CHAPITRE PREMIER : Une république née dans le sang

(septembre 1870 à mai 1871)

 

I : De la chute de l’Empire à la proclamation de la troisième république (été 1870)

           

            1° Résumé de la guerre de 1870 sous le second Empire – Le 19 juillet 1870, l’Empereur  Napoléon III[1], poussé par l’opinion publique, les médias et les députés, avait finalement décidé de déclarer la guerre à la Prusse (la fameuse dépêche d’Ems, rédigée par le chancelier allemand Otto von Bismarck, avait mis le feu aux poudres, de nombreux Français étant outrés par la façon dont l’ambassadeur de France en Prusse avait été « éconduit » par le souverain prussien Guillaume I°[2].).

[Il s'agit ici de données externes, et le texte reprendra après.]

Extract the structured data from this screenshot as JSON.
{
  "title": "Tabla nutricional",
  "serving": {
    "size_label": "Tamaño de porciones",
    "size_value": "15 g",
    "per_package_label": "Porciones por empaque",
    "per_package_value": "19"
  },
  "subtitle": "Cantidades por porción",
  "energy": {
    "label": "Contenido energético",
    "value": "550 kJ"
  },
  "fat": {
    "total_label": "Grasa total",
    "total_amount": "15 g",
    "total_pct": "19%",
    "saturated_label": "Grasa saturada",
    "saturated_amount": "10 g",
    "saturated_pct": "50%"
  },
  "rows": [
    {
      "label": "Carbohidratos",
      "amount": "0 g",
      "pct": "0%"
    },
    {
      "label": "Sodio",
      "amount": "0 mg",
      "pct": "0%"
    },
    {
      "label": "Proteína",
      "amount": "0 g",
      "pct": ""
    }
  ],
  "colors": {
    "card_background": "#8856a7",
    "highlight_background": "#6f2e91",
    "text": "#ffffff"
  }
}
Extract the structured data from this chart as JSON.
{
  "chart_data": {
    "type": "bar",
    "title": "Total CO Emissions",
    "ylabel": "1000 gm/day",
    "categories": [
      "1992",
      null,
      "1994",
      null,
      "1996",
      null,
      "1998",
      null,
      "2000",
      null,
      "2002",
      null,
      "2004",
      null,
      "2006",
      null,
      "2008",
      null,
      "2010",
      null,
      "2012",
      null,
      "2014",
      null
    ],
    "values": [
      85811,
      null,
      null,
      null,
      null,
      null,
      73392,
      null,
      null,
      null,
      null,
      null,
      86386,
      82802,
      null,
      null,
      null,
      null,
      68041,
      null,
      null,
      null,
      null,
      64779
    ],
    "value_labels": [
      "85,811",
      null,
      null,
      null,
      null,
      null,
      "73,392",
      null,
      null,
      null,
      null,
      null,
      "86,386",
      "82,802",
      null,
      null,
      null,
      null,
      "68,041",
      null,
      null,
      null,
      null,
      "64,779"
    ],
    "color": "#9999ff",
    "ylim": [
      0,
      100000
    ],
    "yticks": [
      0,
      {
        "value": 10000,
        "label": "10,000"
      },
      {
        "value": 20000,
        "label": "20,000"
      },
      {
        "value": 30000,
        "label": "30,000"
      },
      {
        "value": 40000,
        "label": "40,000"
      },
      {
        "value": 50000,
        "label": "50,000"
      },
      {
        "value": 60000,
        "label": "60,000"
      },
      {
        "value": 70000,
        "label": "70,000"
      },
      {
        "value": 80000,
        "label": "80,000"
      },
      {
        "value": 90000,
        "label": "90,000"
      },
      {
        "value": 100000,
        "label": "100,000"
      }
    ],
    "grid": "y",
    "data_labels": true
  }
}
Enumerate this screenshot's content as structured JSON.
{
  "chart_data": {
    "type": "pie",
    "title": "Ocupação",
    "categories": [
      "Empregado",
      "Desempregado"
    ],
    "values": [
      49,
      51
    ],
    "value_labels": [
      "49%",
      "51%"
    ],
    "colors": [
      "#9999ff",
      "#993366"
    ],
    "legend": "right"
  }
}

Napoléon III, Otto von Bismarck et Guillaume I°.

 

a) Une France isolée diplomatiquement : en juillet 1870, la France rentrait en guerre sans alliés à ses côtés. Ainsi, Napoléon III fut abandonné  aussi bien par l’Angleterre[3] que par la Russie ; les Etats du sud de l’Allemagne, refusant de rester neutre, participèrent au conflit aux côtés de la Prusse ; l’Autriche, bien que nation ennemie de la Prusse, décida de rester neutre[4] ; enfin, l’Italie accepta de rentrer en guerre aux côtés des Français à condition que ces derniers évacuent Rome[5].

 

b) Une armée prussienne avantagée : la France entrant seule dans le conflit, elle ne pouvait compter que sur ses propres forces face à la Prusse. Toutefois, l’effectif français était bien inférieur à celui de l’ennemi : 900 000 soldats contre 1 200 000 pour Guillaume I°.

 

Toutefois, l’armement des Français n’était pas aussi désastreux que certains historiens ont pu le laisser penser. Ainsi, le fusil Chassepot modèle 1866, doté d’une portée supérieure à un kilomètre, était en outre plus précis que le fusil allemand Dreyse.

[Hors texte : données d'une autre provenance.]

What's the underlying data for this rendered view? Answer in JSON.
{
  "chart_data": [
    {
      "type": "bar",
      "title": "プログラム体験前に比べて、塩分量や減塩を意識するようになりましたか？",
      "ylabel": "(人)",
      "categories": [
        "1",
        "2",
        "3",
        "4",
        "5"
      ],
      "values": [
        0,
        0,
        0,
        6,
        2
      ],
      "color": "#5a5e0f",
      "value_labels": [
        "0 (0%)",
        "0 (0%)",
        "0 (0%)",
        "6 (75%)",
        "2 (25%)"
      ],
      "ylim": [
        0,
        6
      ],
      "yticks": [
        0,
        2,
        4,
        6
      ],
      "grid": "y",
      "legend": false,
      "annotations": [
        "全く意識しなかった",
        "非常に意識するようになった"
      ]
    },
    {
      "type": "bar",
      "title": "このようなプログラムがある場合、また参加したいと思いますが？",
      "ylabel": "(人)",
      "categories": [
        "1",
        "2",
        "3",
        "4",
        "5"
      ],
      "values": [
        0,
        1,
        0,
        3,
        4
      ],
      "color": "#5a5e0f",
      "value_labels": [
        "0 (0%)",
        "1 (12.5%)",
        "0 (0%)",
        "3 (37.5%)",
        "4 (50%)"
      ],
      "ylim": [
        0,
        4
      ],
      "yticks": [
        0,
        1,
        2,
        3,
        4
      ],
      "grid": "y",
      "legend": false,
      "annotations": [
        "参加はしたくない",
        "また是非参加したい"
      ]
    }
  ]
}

Dessin humoristique publié dans Le journal illustré, 1869.

Un des problèmes côtés français vint de l’approvisionnement en munitions, qui se fit à l’extérieur de l’armée, et entraina une pénurie en raison de l’état catastrophique des routes et des ponts.

 

En réalité, l’avantage des Allemands vint de leurs nouveaux obus. Ainsi, contrairement aux vieux boulets de canon qui ricochaient par terre (ou s’embourbaient en terrain humide.), les obus fusants à shrapnel éclataient au contact du sol, et étaient mortels dans une portée de cent mètres.

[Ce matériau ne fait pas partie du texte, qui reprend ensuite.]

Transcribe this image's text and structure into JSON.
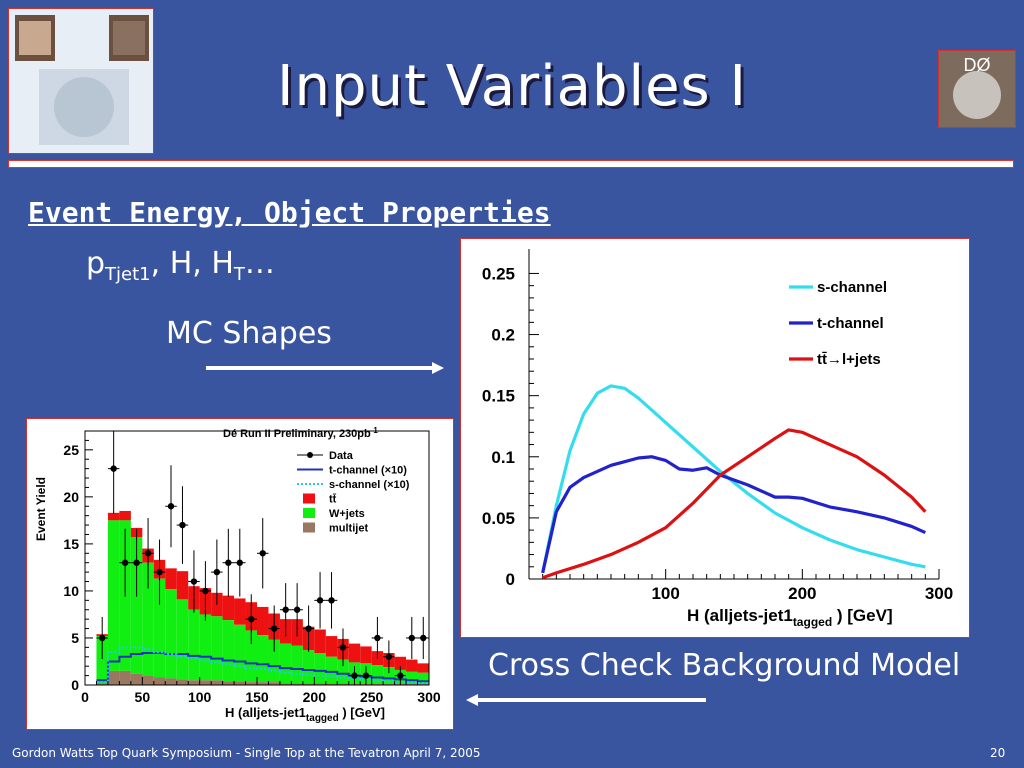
{
  "slide": {
    "title": "Input Variables I",
    "logo_text": "DØ",
    "heading": "Event Energy, Object Properties",
    "vars_p": "p",
    "vars_p_sub": "Tjet1",
    "vars_rest": ", H, H",
    "vars_ht_sub": "T",
    "vars_tail": "…",
    "mc_label": "MC Shapes",
    "cross_label": "Cross Check Background Model",
    "footer": "Gordon Watts Top Quark Symposium - Single Top at the Tevatron April 7, 2005",
    "page": "20"
  },
  "chart_data": [
    {
      "type": "line",
      "xlabel": "H (alljets-jet1tagged ) [GeV]",
      "xlabel_main": "H (alljets-jet1",
      "xlabel_sub": "tagged",
      "xlabel_end": " ) [GeV]",
      "xlim": [
        0,
        300
      ],
      "ylim": [
        0,
        0.27
      ],
      "xticks": [
        100,
        200,
        300
      ],
      "yticks": [
        0,
        0.05,
        0.1,
        0.15,
        0.2,
        0.25
      ],
      "ytick_labels": [
        "0",
        "0.05",
        "0.1",
        "0.15",
        "0.2",
        "0.25"
      ],
      "legend_position": "top-right",
      "series": [
        {
          "name": "s-channel",
          "color": "#33ddee",
          "x": [
            10,
            20,
            30,
            40,
            50,
            60,
            70,
            80,
            90,
            100,
            120,
            140,
            160,
            180,
            200,
            220,
            240,
            260,
            280,
            290
          ],
          "y": [
            0.005,
            0.06,
            0.105,
            0.135,
            0.152,
            0.158,
            0.156,
            0.148,
            0.138,
            0.128,
            0.108,
            0.088,
            0.07,
            0.054,
            0.042,
            0.032,
            0.024,
            0.018,
            0.012,
            0.01
          ]
        },
        {
          "name": "t-channel",
          "color": "#2222cc",
          "x": [
            10,
            20,
            30,
            40,
            50,
            60,
            70,
            80,
            90,
            100,
            110,
            120,
            130,
            140,
            160,
            180,
            190,
            200,
            220,
            240,
            260,
            280,
            290
          ],
          "y": [
            0.005,
            0.055,
            0.075,
            0.083,
            0.088,
            0.093,
            0.096,
            0.099,
            0.1,
            0.097,
            0.09,
            0.089,
            0.091,
            0.085,
            0.077,
            0.067,
            0.067,
            0.066,
            0.059,
            0.055,
            0.05,
            0.043,
            0.038
          ]
        },
        {
          "name": "tt̄→l+jets",
          "color": "#dd1111",
          "x": [
            10,
            20,
            40,
            60,
            80,
            100,
            120,
            140,
            160,
            180,
            190,
            200,
            220,
            240,
            260,
            280,
            290
          ],
          "y": [
            0.001,
            0.005,
            0.012,
            0.02,
            0.03,
            0.042,
            0.062,
            0.085,
            0.1,
            0.115,
            0.122,
            0.12,
            0.11,
            0.1,
            0.085,
            0.067,
            0.055
          ]
        }
      ]
    },
    {
      "type": "bar",
      "title": "Dé Run II Preliminary, 230pb",
      "title_sup": "-1",
      "ylabel": "Event Yield",
      "xlabel_main": "H (alljets-jet1",
      "xlabel_sub": "tagged",
      "xlabel_end": " ) [GeV]",
      "xlim": [
        0,
        300
      ],
      "ylim": [
        0,
        27
      ],
      "xticks": [
        0,
        50,
        100,
        150,
        200,
        250,
        300
      ],
      "yticks": [
        0,
        5,
        10,
        15,
        20,
        25
      ],
      "bin_width": 10,
      "bin_starts": [
        10,
        20,
        30,
        40,
        50,
        60,
        70,
        80,
        90,
        100,
        110,
        120,
        130,
        140,
        150,
        160,
        170,
        180,
        190,
        200,
        210,
        220,
        230,
        240,
        250,
        260,
        270,
        280,
        290
      ],
      "multijet": [
        0.2,
        1.5,
        1.5,
        1.2,
        1.0,
        0.8,
        0.7,
        0.6,
        0.5,
        0.5,
        0.5,
        0.4,
        0.4,
        0.3,
        0.3,
        0.3,
        0.2,
        0.2,
        0.2,
        0.2,
        0.2,
        0.2,
        0.1,
        0.1,
        0.1,
        0.1,
        0.1,
        0.1,
        0.1
      ],
      "wjets": [
        5.0,
        16.0,
        16.0,
        14.5,
        12.0,
        10.5,
        9.5,
        8.5,
        7.5,
        7.0,
        6.8,
        6.5,
        6.0,
        5.5,
        5.0,
        4.5,
        4.2,
        4.0,
        3.5,
        3.2,
        2.8,
        2.5,
        2.3,
        2.2,
        2.0,
        1.8,
        1.5,
        1.3,
        1.2
      ],
      "ttbar": [
        0.2,
        0.8,
        1.0,
        1.0,
        1.5,
        2.0,
        2.2,
        3.0,
        2.5,
        2.8,
        2.5,
        2.6,
        2.8,
        3.0,
        3.0,
        2.8,
        2.6,
        2.8,
        2.5,
        2.5,
        2.2,
        2.2,
        2.0,
        1.8,
        1.5,
        1.5,
        1.4,
        1.3,
        1.0
      ],
      "tchannel_x10": [
        0.5,
        2.5,
        3.0,
        3.3,
        3.4,
        3.4,
        3.3,
        3.3,
        3.1,
        3.0,
        2.8,
        2.6,
        2.5,
        2.3,
        2.2,
        2.0,
        1.8,
        1.7,
        1.6,
        1.5,
        1.4,
        1.2,
        1.0,
        0.9,
        0.8,
        0.7,
        0.6,
        0.5,
        0.4
      ],
      "schannel_x10": [
        0.3,
        3.5,
        4.0,
        4.0,
        3.8,
        3.5,
        3.3,
        3.0,
        2.8,
        2.6,
        2.4,
        2.2,
        2.0,
        1.8,
        1.7,
        1.5,
        1.3,
        1.2,
        1.1,
        1.0,
        0.9,
        0.8,
        0.7,
        0.6,
        0.5,
        0.4,
        0.3,
        0.3,
        0.2
      ],
      "data": {
        "x": [
          15,
          25,
          35,
          45,
          55,
          65,
          75,
          85,
          95,
          105,
          115,
          125,
          135,
          145,
          155,
          165,
          175,
          185,
          195,
          205,
          215,
          225,
          235,
          245,
          255,
          265,
          275,
          285,
          295
        ],
        "y": [
          5,
          23,
          13,
          13,
          14,
          12,
          19,
          17,
          11,
          10,
          12,
          13,
          13,
          7,
          14,
          6,
          8,
          8,
          6,
          9,
          9,
          4,
          1,
          1,
          5,
          3,
          1,
          5,
          5
        ]
      },
      "legend_position": "top-right",
      "legend": [
        {
          "label": "Data",
          "kind": "marker"
        },
        {
          "label": "t-channel (×10)",
          "kind": "line",
          "color": "#2233bb"
        },
        {
          "label": "s-channel (×10)",
          "kind": "dotted",
          "color": "#22ccdd"
        },
        {
          "label": "tt̄",
          "kind": "box",
          "color": "#ee1111"
        },
        {
          "label": "W+jets",
          "kind": "box",
          "color": "#11ee11"
        },
        {
          "label": "multijet",
          "kind": "box",
          "color": "#9a7760"
        }
      ]
    }
  ]
}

Autre innovation technique à l’avantage de la Prusse, les mitrailleuses importées de la guerre de Sécession, tirant plus de 25 coups à la minute.

 

Mais si sur le papier, Napoléon III pensait pouvoir rivaliser avec la Prusse, il se rendit rapidement compte de la confusion qui régnait alors au sein de l’armée. Ainsi, les soldats manquaient de fusils, de balles, de matériel ; aucune comptabilité n’avait été mise en place ; enfin, l’Etat major lui-même ne disposait pas de cartes[6].

 

c) La France accumule les défaites : en raison des conditions précaires auxquelles l’armée était soumise, les Français ne parvinrent pas à défendre leur territoire face aux Prussiens, qui remportèrent rapidement plusieurs victoires.

 

Dès le mois d’août 1870, l’armée prussienne, commandée par le prince Frédéric Guillaume Nicolas Charles de Hohenzollern[7], remporta les batailles de Wissembourg  et Froeschwiller. Les Prussiens, ayant dès lors le champ libre, purent pénétrer en Alsace sans rencontrer de résistances.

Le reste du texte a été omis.